In his Las Vegas speech he held out China as the model this country should emulate. “China has no drug problem,” he said, because they have “what’s called ‘quick trial,’ after which they are swiftly executed.”

Given his casual attitude toward the truth, it is not surprising that Trump misrepresented China’s drug problem.

While China does use the death penalty for drug offenses, it has by no means found a solution to its drug problem. China’s National Narcotics Control Commission reported that “There were about 2.51 million drug users in the country by the end of 2016, an increase of 6.8 percent year on year.” Chinese police arrested 168,000 suspects for drug offenses in 2016.

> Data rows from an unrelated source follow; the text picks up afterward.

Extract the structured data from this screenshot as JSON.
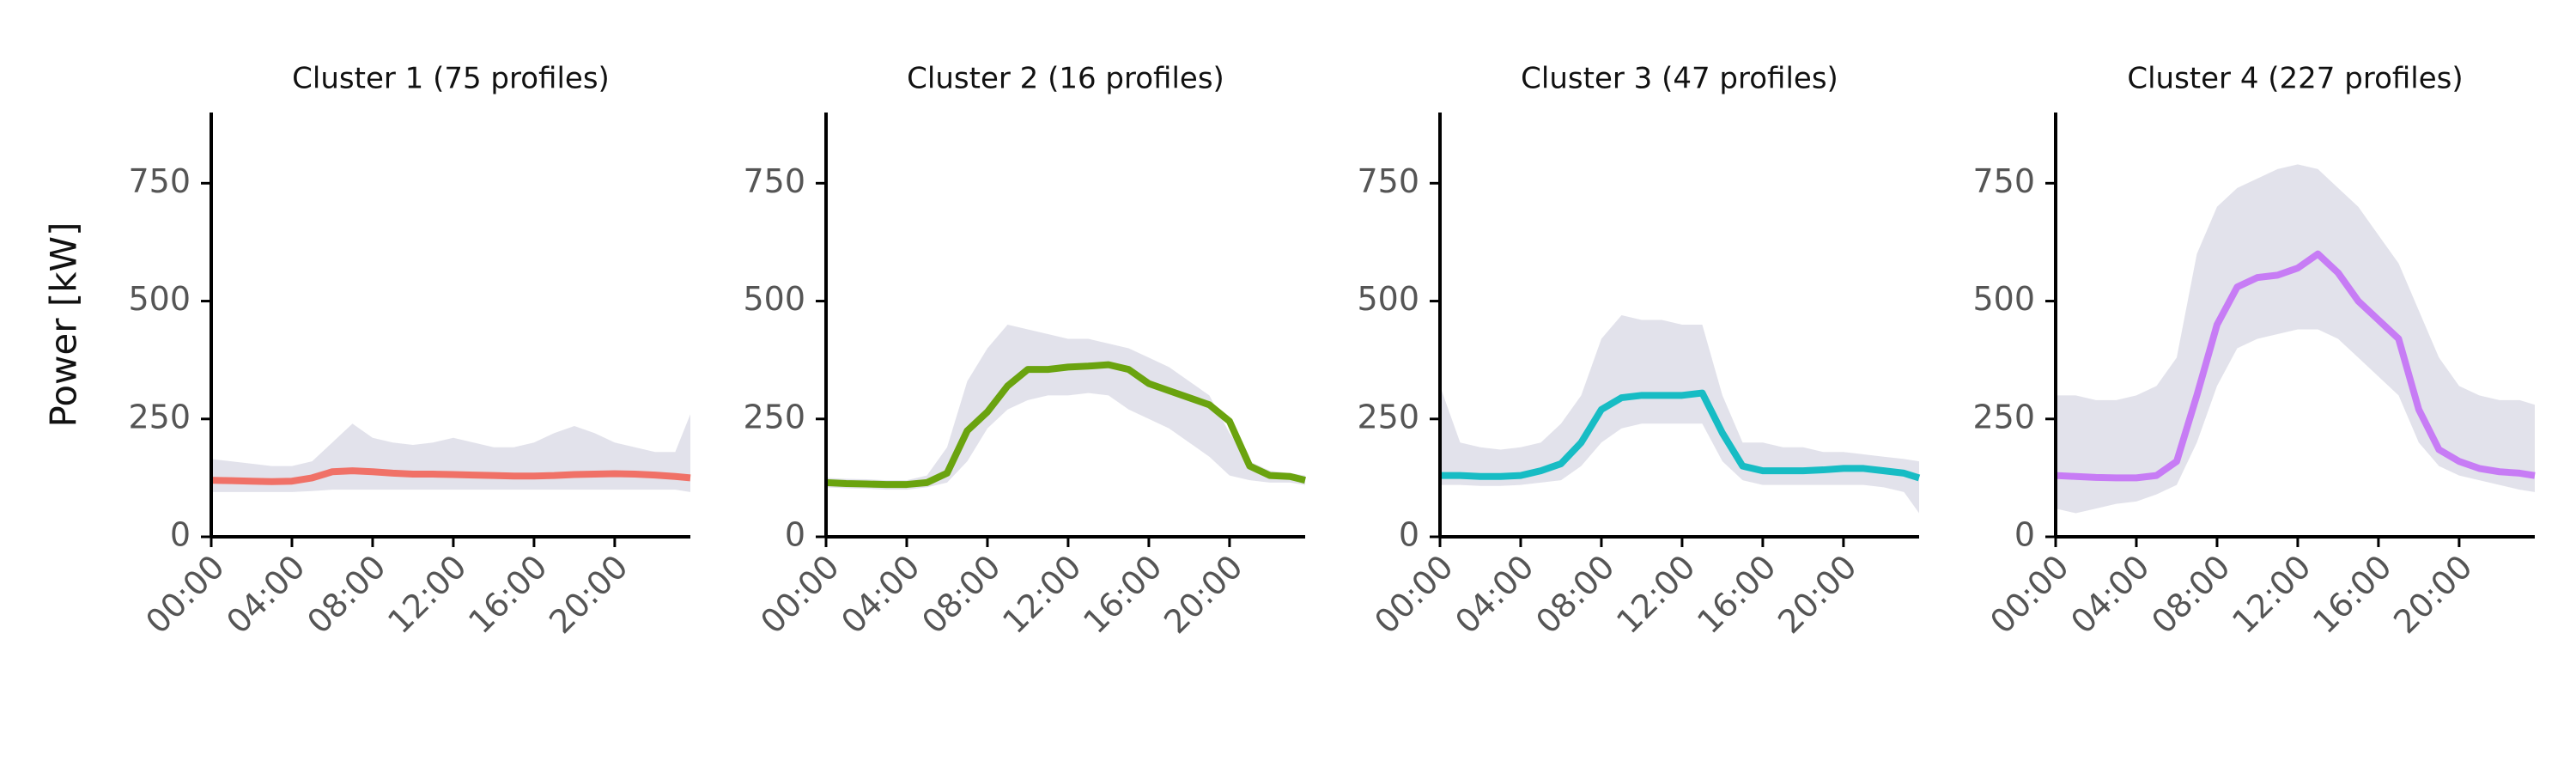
{
  "chart_data": [
    {
      "type": "line",
      "title": "Cluster 1 (75 profiles)",
      "ylabel": "Power [kW]",
      "x": [
        0,
        1,
        2,
        3,
        4,
        5,
        6,
        7,
        8,
        9,
        10,
        11,
        12,
        13,
        14,
        15,
        16,
        17,
        18,
        19,
        20,
        21,
        22,
        23,
        23.75
      ],
      "band_low": [
        95,
        95,
        95,
        95,
        95,
        97,
        100,
        100,
        100,
        100,
        100,
        100,
        100,
        100,
        100,
        100,
        100,
        100,
        100,
        100,
        100,
        100,
        100,
        100,
        95
      ],
      "band_high": [
        165,
        160,
        155,
        150,
        150,
        160,
        200,
        240,
        210,
        200,
        195,
        200,
        210,
        200,
        190,
        190,
        200,
        220,
        235,
        220,
        200,
        190,
        180,
        180,
        260
      ],
      "series": [
        {
          "color": "#f07167",
          "values": [
            120,
            119,
            118,
            117,
            118,
            125,
            138,
            140,
            138,
            135,
            133,
            133,
            132,
            131,
            130,
            129,
            129,
            130,
            132,
            133,
            134,
            133,
            131,
            128,
            125
          ]
        }
      ],
      "xlim": [
        0,
        23.75
      ],
      "ylim": [
        0,
        900
      ],
      "xticks": [
        {
          "value": 0,
          "label": "00:00"
        },
        {
          "value": 4,
          "label": "04:00"
        },
        {
          "value": 8,
          "label": "08:00"
        },
        {
          "value": 12,
          "label": "12:00"
        },
        {
          "value": 16,
          "label": "16:00"
        },
        {
          "value": 20,
          "label": "20:00"
        }
      ],
      "yticks": [
        0,
        250,
        500,
        750
      ],
      "grid": false
    },
    {
      "type": "line",
      "title": "Cluster 2 (16 profiles)",
      "x": [
        0,
        1,
        2,
        3,
        4,
        5,
        6,
        7,
        8,
        9,
        10,
        11,
        12,
        13,
        14,
        15,
        16,
        17,
        18,
        19,
        20,
        21,
        22,
        23,
        23.75
      ],
      "band_low": [
        105,
        103,
        102,
        100,
        100,
        105,
        115,
        160,
        230,
        270,
        290,
        300,
        300,
        305,
        300,
        270,
        250,
        230,
        200,
        170,
        130,
        120,
        115,
        115,
        110
      ],
      "band_high": [
        125,
        123,
        122,
        120,
        120,
        130,
        190,
        330,
        400,
        450,
        440,
        430,
        420,
        420,
        410,
        400,
        380,
        360,
        330,
        300,
        220,
        160,
        140,
        135,
        130
      ],
      "series": [
        {
          "color": "#6aa30f",
          "values": [
            115,
            113,
            112,
            111,
            111,
            115,
            135,
            225,
            265,
            320,
            355,
            355,
            360,
            362,
            365,
            355,
            325,
            310,
            295,
            280,
            245,
            150,
            130,
            128,
            120
          ]
        }
      ],
      "xlim": [
        0,
        23.75
      ],
      "ylim": [
        0,
        900
      ],
      "xticks": [
        {
          "value": 0,
          "label": "00:00"
        },
        {
          "value": 4,
          "label": "04:00"
        },
        {
          "value": 8,
          "label": "08:00"
        },
        {
          "value": 12,
          "label": "12:00"
        },
        {
          "value": 16,
          "label": "16:00"
        },
        {
          "value": 20,
          "label": "20:00"
        }
      ],
      "yticks": [
        0,
        250,
        500,
        750
      ],
      "grid": false
    },
    {
      "type": "line",
      "title": "Cluster 3 (47 profiles)",
      "x": [
        0,
        1,
        2,
        3,
        4,
        5,
        6,
        7,
        8,
        9,
        10,
        11,
        12,
        13,
        14,
        15,
        16,
        17,
        18,
        19,
        20,
        21,
        22,
        23,
        23.75
      ],
      "band_low": [
        110,
        110,
        108,
        108,
        110,
        115,
        120,
        150,
        200,
        230,
        240,
        240,
        240,
        240,
        160,
        120,
        110,
        110,
        110,
        110,
        110,
        110,
        105,
        95,
        50
      ],
      "band_high": [
        320,
        200,
        190,
        185,
        190,
        200,
        240,
        300,
        420,
        470,
        460,
        460,
        450,
        450,
        300,
        200,
        200,
        190,
        190,
        180,
        180,
        175,
        170,
        165,
        160
      ],
      "series": [
        {
          "color": "#17bcc4",
          "values": [
            130,
            130,
            128,
            128,
            130,
            140,
            155,
            200,
            270,
            295,
            300,
            300,
            300,
            305,
            220,
            150,
            140,
            140,
            140,
            142,
            145,
            145,
            140,
            135,
            125
          ]
        }
      ],
      "xlim": [
        0,
        23.75
      ],
      "ylim": [
        0,
        900
      ],
      "xticks": [
        {
          "value": 0,
          "label": "00:00"
        },
        {
          "value": 4,
          "label": "04:00"
        },
        {
          "value": 8,
          "label": "08:00"
        },
        {
          "value": 12,
          "label": "12:00"
        },
        {
          "value": 16,
          "label": "16:00"
        },
        {
          "value": 20,
          "label": "20:00"
        }
      ],
      "yticks": [
        0,
        250,
        500,
        750
      ],
      "grid": false
    },
    {
      "type": "line",
      "title": "Cluster 4 (227 profiles)",
      "x": [
        0,
        1,
        2,
        3,
        4,
        5,
        6,
        7,
        8,
        9,
        10,
        11,
        12,
        13,
        14,
        15,
        16,
        17,
        18,
        19,
        20,
        21,
        22,
        23,
        23.75
      ],
      "band_low": [
        60,
        50,
        60,
        70,
        75,
        90,
        110,
        200,
        320,
        400,
        420,
        430,
        440,
        440,
        420,
        380,
        340,
        300,
        200,
        150,
        130,
        120,
        110,
        100,
        95
      ],
      "band_high": [
        300,
        300,
        290,
        290,
        300,
        320,
        380,
        600,
        700,
        740,
        760,
        780,
        790,
        780,
        740,
        700,
        640,
        580,
        480,
        380,
        320,
        300,
        290,
        290,
        280
      ],
      "series": [
        {
          "color": "#c77cf5",
          "values": [
            130,
            128,
            126,
            125,
            125,
            130,
            160,
            300,
            450,
            530,
            550,
            555,
            570,
            600,
            560,
            500,
            460,
            420,
            270,
            185,
            160,
            145,
            138,
            135,
            130
          ]
        }
      ],
      "xlim": [
        0,
        23.75
      ],
      "ylim": [
        0,
        900
      ],
      "xticks": [
        {
          "value": 0,
          "label": "00:00"
        },
        {
          "value": 4,
          "label": "04:00"
        },
        {
          "value": 8,
          "label": "08:00"
        },
        {
          "value": 12,
          "label": "12:00"
        },
        {
          "value": 16,
          "label": "16:00"
        },
        {
          "value": 20,
          "label": "20:00"
        }
      ],
      "yticks": [
        0,
        250,
        500,
        750
      ],
      "grid": false
    }
  ]
}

In 2020, there were 30 confirmed executions for drug offenses around the world. This represented a substantial decline from the 116 that occurred in 2019. All of the 2020 executions took place in three countries (China, Iran, and Saudi Arabia).

China, Iran, and Saudi Arabia are hardly the kind of examples that any nation committed to respecting human rights should want to emulate.

This was made clear in March 2011, when Amnesty International issued a statement condemning China’s plan to execute three Philippine nationals for drug smuggling, calling it a violation of human rights.

Four years later United Nations Human Rights Committee said that drug-related offenses did not meet the threshold of “most serious crimes” to warrant the death penalty.

And, while Trump’s proposal might fit well with China’s, Iran’s, or Saudi Arabia’s approach to crime and punishment, it would be a marked departure from American practices.

At first glance, one might not think so, since the 1994 Federal Death Penalty Act does make large-scale drug trafficking a capital offense. According to the Congressional Research Service, “A drug kingpin violation is a capital offense, if it involves twice the gross receipts or twice the controlled substances distributed necessary to trigger the life sentence, or if it involves the use of attempted murder to obstruct an investigation or prosecution of the offense.”

And in March 2020 then Attorney General Jeff Sessions sent a memo to all United States Attorneys “strongly” encouraging them to seek the death penalty for people caught “dealing in extremely large quantities of drugs.” He claimed, echoing Trump, that doing so would “aid in our continuing fight against drug trafficking and the destruction it causes our nation.”

Missouri and Florida also have laws on the books that make drug trafficking a capital offense.

But, according to the Death Penalty Information Center, “No one has been executed for such a crime since the death penalty was re-instated in 1976.” Today six of the people on the federal death row killed someone in the course of a drug crime. None were “drug kingpins.”

Moreover, while the Supreme Court has never dealt with a death penalty case for a drug trafficker not involving a homicide, imposing such a penalty would seem to run afoul of existing Supreme Court precedents. Those precedents suggest that capital punishment is unconstitutional when used for non-homicide offenses, though no one can say with any confidence how the current conservative dominated Supreme Court would deal with such a case.

That, combined with Donald Trump’s renewed enthusiasm for using capital punishment to solve America’s drug problem, is just one more reason why President Biden should move to end the federal death penalty and, at least, use his clemency power to spare those on the federal death row.

The President should do all he can to shield them from the cruelty that a second Trump presidency would eagerly inflict.